The WSJ checks in with Stacey Strawn, who owns the Virginia-based Silver Gallery, a web retail outlet with sales numbers above the small-business exemption threshold. It turns out Strawn is decidedly unenthusiastic about becoming a multi-jurisdictional tax collector:

But Ms. Strawn, and others like her who operate with just a dozen or so employees, would have to begin collecting and remitting taxes for the more than 40 states that currently charge sales and use taxes, along with thousands of cities and counties across the country, as set forth by a Senate proposal unveiled last month. That proposal, which has the support of Amazon, includes an exception for small-business retailers with less than $500,000 in annual “remote” sales—a sum so low that it wouldn’t even cover Ms. Strawn’s employees’ wages. “These are the most small-business-unfriendly measures I’ve seen in years,” said Ms. Strawn, whose Waynesboro, Va., store, Silver Gallery, sells sterling-silver bowls, cups and jewelry. “This is going to cost us big.” Ms. Strawn isn’t entirely sure what the cost to her business would be. A 2006 PriceWaterhouseCoopers study found local and state tax compliance costs small retailers 13.47% of all sales tax collected, compared to 2.17% for large retailers. The concerns voiced by Ms. Strawn and other small online retailers highlight a new point of contention in the debate over taxing Internet sales—the so-called small-business exemption in federal proposals is now so small that even many small fry aren’t protected.
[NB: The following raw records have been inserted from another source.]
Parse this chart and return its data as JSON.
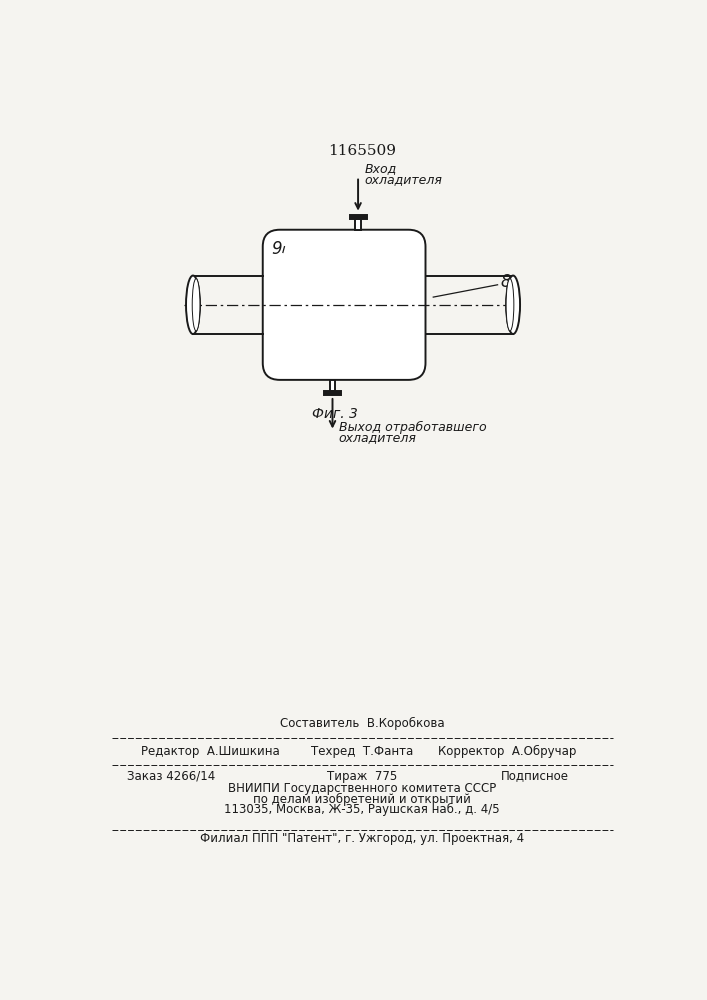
{
  "title": "1165509",
  "bg_color": "#f5f4f0",
  "line_color": "#1a1a1a",
  "fig_caption": "Фиг. 3",
  "label_9": "9",
  "label_8": "8",
  "label_vhod_line1": "Вход",
  "label_vhod_line2": "охладителя",
  "label_vykhod_line1": "Выход отработавшего",
  "label_vykhod_line2": "охладителя",
  "footer_sestavitel": "Составитель  В.Коробкова",
  "footer_redaktor": "Редактор  А.Шишкина",
  "footer_tekhred": "Техред  Т.Фанта",
  "footer_korrektor": "Корректор  А.Обручар",
  "footer_zakaz": "Заказ 4266/14",
  "footer_tirazh": "Тираж  775",
  "footer_podpisnoe": "Подписное",
  "footer_vniipи": "ВНИИПИ Государственного комитета СССР",
  "footer_podel": "по делам изобретений и открытий",
  "footer_addr": "113035, Москва, Ж-35, Раушская наб., д. 4/5",
  "footer_filial": "Филиал ППП \"Патент\", г. Ужгород, ул. Проектная, 4"
}
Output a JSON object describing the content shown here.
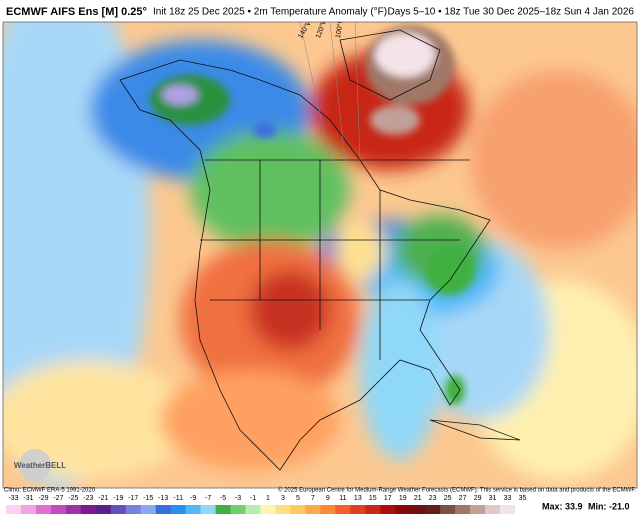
{
  "header": {
    "title": "ECMWF AIFS Ens [M] 0.25°",
    "init": "Init 18z 25 Dec 2025 • 2m Temperature Anomaly (°F)",
    "valid": "Days 5–10 • 18z Tue 30 Dec 2025–18z Sun 4 Jan 2026"
  },
  "map": {
    "longitude_labels": [
      "140°W",
      "120°W",
      "100°W"
    ],
    "logo": "WeatherBELL"
  },
  "footer": {
    "climo": "Climo: ECMWF ERA-5 1991-2020",
    "copyright": "© 2025 European Centre for Medium-Range Weather Forecasts (ECMWF). This service is based on data and products of the ECMWF.",
    "max": "Max: 33.9",
    "min": "Min: -21.0"
  },
  "colorbar": {
    "ticks": [
      -33,
      -31,
      -29,
      -27,
      -25,
      -23,
      -21,
      -19,
      -17,
      -15,
      -13,
      -11,
      -9,
      -7,
      -5,
      -3,
      -1,
      1,
      3,
      5,
      7,
      9,
      11,
      13,
      15,
      17,
      19,
      21,
      23,
      25,
      27,
      29,
      31,
      33,
      35
    ],
    "colors": [
      "#fbd0f0",
      "#f3a4e3",
      "#e070d0",
      "#c848c0",
      "#a030a8",
      "#7a1a90",
      "#5a2090",
      "#6050c0",
      "#7a80e0",
      "#8ca8f0",
      "#3a6ee0",
      "#2a90f0",
      "#50b8f8",
      "#90d8f8",
      "#40b040",
      "#70d070",
      "#b8ecb0",
      "#fff4b0",
      "#ffe080",
      "#ffc860",
      "#ffa848",
      "#ff8838",
      "#f06028",
      "#e04020",
      "#c82818",
      "#a81010",
      "#880808",
      "#701010",
      "#602018",
      "#805040",
      "#a07868",
      "#c0a098",
      "#e0c8c8",
      "#f4e4e8",
      "#ffffff"
    ]
  }
}
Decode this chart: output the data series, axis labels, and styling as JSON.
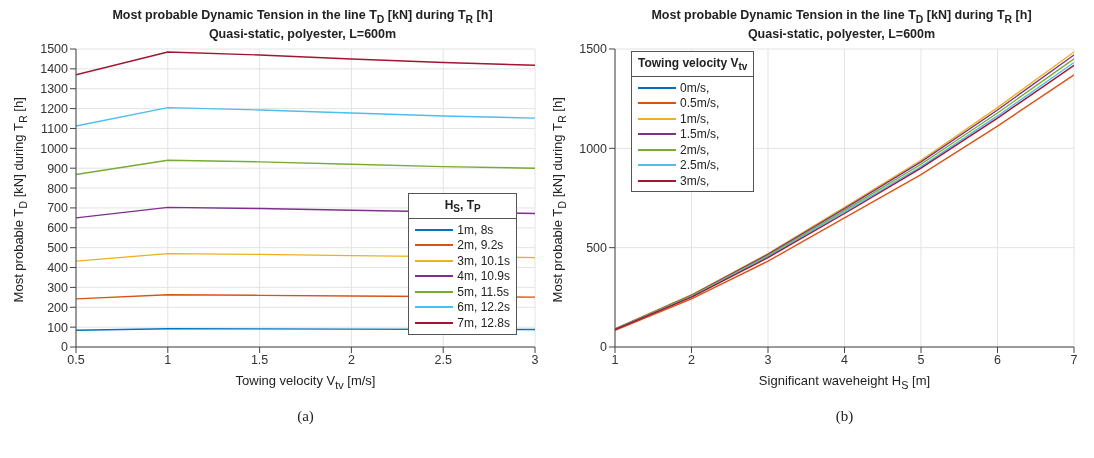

But don’t worry! It’s all in the name of fairness!

Are you confused by this issue? Yes? Don’t feel bad—I still find it a little confusing sometimes, even after writing thousands of words about it, but we can boil down the fundamental lessons to two:

Lesson 1) The proponents of taxing online sales will shout from the rooftops that the only thing that motivates them is fairness. Don’t believe it! What it is, see, is they’re looking at this gigantic realm of economic activity that is going untaxed, and they want a piece of the action to, oh, I don’t know, pour into their Medicaid sinkhole. It’s a cash-grab, period. Lesson 2) American government, at every single level, is completely mired in the thinking of the last century, and so is utterly unprepared to confront the realities of administration in the 21st century. I’m not the first to arrive at this conclusion, but it explains what’s at the root of many of our policy disputes today.

Maybe that sense of dysfunction and futility that attends this issue, that’s why I keep harping on it, long after everyone else’s interest has dissipated. What, am I being cynical there? Hm. Maybe. But really, I’m not sure one can be cynical enough, these days.